The REINZ has released its house price data for October, which revealed a 1.1% increase in values over the month, with values nationally also increasing by 7.6% year-on-year to a new record high:

The breakdown by region is shown below:

Outside of Auckland, seasonally adjusted house prices rose by 1.3% in October, with prices up 8.1% year-on-year.

Whereas Auckland’s seasonally adjusted median house price rose by 0.5% in October and up 0.9% year-on-year.

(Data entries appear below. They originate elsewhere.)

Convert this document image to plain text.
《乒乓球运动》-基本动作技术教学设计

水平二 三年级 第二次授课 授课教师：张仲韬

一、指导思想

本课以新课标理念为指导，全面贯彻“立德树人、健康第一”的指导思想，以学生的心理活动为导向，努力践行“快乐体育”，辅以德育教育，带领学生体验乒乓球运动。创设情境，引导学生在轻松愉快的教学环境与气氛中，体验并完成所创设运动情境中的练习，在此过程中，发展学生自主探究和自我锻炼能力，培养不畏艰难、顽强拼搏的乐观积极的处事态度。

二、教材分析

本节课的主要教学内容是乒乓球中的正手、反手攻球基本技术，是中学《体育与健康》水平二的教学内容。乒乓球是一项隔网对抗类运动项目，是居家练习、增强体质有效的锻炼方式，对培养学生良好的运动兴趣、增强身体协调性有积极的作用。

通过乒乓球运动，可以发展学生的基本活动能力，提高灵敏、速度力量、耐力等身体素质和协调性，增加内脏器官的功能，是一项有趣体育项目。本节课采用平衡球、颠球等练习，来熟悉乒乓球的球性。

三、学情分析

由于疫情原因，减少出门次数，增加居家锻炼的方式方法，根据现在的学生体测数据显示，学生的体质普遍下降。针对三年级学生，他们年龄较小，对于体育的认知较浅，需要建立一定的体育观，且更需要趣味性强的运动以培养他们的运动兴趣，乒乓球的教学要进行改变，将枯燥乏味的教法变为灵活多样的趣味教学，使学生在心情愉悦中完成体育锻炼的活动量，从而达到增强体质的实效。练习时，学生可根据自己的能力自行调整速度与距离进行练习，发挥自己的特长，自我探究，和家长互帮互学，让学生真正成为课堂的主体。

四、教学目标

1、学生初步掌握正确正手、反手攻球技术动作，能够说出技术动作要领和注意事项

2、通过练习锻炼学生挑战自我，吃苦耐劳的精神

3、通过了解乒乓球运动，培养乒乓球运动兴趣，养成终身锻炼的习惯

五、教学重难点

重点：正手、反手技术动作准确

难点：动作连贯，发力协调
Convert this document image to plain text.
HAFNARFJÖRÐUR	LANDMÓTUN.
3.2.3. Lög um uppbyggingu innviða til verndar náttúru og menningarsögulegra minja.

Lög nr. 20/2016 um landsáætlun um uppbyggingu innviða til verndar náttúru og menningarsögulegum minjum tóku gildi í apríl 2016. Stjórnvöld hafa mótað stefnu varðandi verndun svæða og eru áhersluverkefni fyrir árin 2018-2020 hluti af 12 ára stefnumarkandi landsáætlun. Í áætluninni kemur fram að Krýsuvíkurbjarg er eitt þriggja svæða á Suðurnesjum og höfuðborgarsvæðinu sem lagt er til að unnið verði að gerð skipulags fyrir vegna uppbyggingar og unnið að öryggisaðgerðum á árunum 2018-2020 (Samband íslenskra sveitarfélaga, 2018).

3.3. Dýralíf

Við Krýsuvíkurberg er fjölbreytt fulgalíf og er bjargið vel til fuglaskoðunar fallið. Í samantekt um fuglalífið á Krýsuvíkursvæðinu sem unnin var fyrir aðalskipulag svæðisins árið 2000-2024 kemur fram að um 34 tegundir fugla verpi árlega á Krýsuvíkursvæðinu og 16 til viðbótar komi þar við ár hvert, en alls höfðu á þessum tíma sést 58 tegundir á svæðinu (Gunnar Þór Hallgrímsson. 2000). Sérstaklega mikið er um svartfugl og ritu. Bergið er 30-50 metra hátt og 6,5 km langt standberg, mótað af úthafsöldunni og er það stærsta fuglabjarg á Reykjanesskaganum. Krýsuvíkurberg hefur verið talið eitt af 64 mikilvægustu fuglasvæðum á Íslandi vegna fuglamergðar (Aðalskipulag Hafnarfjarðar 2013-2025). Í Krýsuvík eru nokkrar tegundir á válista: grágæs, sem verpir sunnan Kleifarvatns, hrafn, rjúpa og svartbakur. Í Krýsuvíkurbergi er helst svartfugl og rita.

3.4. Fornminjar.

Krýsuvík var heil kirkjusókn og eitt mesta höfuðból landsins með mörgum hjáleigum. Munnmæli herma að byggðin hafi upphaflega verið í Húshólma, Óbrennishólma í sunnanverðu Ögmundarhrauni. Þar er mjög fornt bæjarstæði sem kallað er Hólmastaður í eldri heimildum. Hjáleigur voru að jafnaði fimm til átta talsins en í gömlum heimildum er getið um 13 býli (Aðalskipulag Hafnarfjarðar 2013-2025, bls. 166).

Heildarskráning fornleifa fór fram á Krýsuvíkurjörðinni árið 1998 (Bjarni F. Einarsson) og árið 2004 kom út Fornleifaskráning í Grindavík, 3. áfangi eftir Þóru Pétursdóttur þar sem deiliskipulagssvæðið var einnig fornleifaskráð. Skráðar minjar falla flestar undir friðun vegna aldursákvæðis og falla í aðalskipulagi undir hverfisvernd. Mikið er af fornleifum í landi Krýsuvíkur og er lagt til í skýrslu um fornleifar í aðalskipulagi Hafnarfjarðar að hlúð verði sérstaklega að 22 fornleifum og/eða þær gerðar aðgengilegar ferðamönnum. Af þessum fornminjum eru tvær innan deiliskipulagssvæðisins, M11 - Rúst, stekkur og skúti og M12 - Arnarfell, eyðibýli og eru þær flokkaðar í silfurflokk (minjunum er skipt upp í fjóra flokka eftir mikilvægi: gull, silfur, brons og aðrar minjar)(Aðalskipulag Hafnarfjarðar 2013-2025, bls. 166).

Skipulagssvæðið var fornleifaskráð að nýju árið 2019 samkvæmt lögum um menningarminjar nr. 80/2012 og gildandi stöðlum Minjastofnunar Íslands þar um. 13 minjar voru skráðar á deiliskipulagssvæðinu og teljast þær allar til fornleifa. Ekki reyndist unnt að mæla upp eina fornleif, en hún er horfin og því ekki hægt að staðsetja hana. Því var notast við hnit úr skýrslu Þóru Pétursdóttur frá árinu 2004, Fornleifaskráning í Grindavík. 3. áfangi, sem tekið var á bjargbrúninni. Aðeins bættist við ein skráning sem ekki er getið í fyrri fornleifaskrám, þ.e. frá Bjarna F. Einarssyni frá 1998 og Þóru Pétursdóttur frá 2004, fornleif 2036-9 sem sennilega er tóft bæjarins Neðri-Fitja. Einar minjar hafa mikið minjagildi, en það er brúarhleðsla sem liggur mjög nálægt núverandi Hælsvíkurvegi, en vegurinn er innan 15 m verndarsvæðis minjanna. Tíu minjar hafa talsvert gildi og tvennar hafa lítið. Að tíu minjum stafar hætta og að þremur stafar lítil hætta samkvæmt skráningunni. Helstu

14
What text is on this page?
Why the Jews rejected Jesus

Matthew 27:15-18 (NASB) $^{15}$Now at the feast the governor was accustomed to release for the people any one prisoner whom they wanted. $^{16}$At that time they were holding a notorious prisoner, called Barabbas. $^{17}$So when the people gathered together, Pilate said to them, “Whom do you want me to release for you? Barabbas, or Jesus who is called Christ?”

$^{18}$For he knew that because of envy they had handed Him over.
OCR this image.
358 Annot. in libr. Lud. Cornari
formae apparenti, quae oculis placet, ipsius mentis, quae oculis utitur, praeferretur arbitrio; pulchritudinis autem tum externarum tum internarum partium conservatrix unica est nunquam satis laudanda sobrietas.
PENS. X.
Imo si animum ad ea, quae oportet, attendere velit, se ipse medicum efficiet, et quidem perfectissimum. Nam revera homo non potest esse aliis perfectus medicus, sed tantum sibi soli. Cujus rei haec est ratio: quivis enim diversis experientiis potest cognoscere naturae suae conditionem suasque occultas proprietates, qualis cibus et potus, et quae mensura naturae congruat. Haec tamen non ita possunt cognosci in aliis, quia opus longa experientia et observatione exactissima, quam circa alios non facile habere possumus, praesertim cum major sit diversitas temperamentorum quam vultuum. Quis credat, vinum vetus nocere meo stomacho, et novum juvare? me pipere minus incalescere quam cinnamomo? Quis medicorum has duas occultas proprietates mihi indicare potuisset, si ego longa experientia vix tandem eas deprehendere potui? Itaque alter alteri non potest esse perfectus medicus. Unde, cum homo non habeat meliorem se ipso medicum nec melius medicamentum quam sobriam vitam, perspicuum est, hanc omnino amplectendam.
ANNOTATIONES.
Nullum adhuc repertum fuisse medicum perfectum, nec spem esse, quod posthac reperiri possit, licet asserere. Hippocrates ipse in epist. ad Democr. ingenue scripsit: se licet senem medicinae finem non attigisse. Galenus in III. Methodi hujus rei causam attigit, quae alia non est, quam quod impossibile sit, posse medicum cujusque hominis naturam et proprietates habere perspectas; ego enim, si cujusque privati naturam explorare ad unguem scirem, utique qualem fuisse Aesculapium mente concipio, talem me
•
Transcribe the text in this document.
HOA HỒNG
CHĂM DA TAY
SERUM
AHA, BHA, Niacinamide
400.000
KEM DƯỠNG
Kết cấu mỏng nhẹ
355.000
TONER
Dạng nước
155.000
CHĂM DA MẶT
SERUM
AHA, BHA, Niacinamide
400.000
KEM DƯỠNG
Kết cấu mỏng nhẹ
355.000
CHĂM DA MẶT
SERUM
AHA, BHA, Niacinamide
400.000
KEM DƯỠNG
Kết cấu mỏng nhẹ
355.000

However, sales volumes are in the gutter, with the number of residential properties sold across New Zealand down by 3.6% in October from the same time last year:

The fall in sales volumes was explained by the REINZ as follows:

“The number of properties sold across the country fell by -4.0% when compared to the same time last year; but with a number of people aiming to sell their home before the foreign buyer ban came into effect at the end of October 2018, it’s not surprising that the number of properties sold fell when compared to last year. When you add this to the fact that there are around 7,800 fewer listings for the first 10 months of 2019 when compared to the same time last year, it’s no wonder sales volumes are down,” says Norwell.

“Importantly though, what we did see was the lift in the number of properties sold when compared to September. Sales volumes were up 12.1% across the country month-on-month, a pattern we expect to see at this time of the year,” continues Norwell.

Underpinning the rise in New Zealand dwelling values is the chronic housing shortage, as revealed in the latest Census:

The figures show that between the 2013 and 2018 censuses this country’s usually resident population increased by 10.8%, while the total number of dwellings (occupied and unoccupied) increased by just 6.2%.

Population growth outstripped dwelling growth by a considerable margin in all regions of the country except the West Coast

It is hard to believe that Jacinda Ardern’s Labour Government intends to make the housing situation worse by abandoning its ‘Kiwibuild’ targets at the same time as ramping-up immigration by giving employers easier access to low-skilled migrants.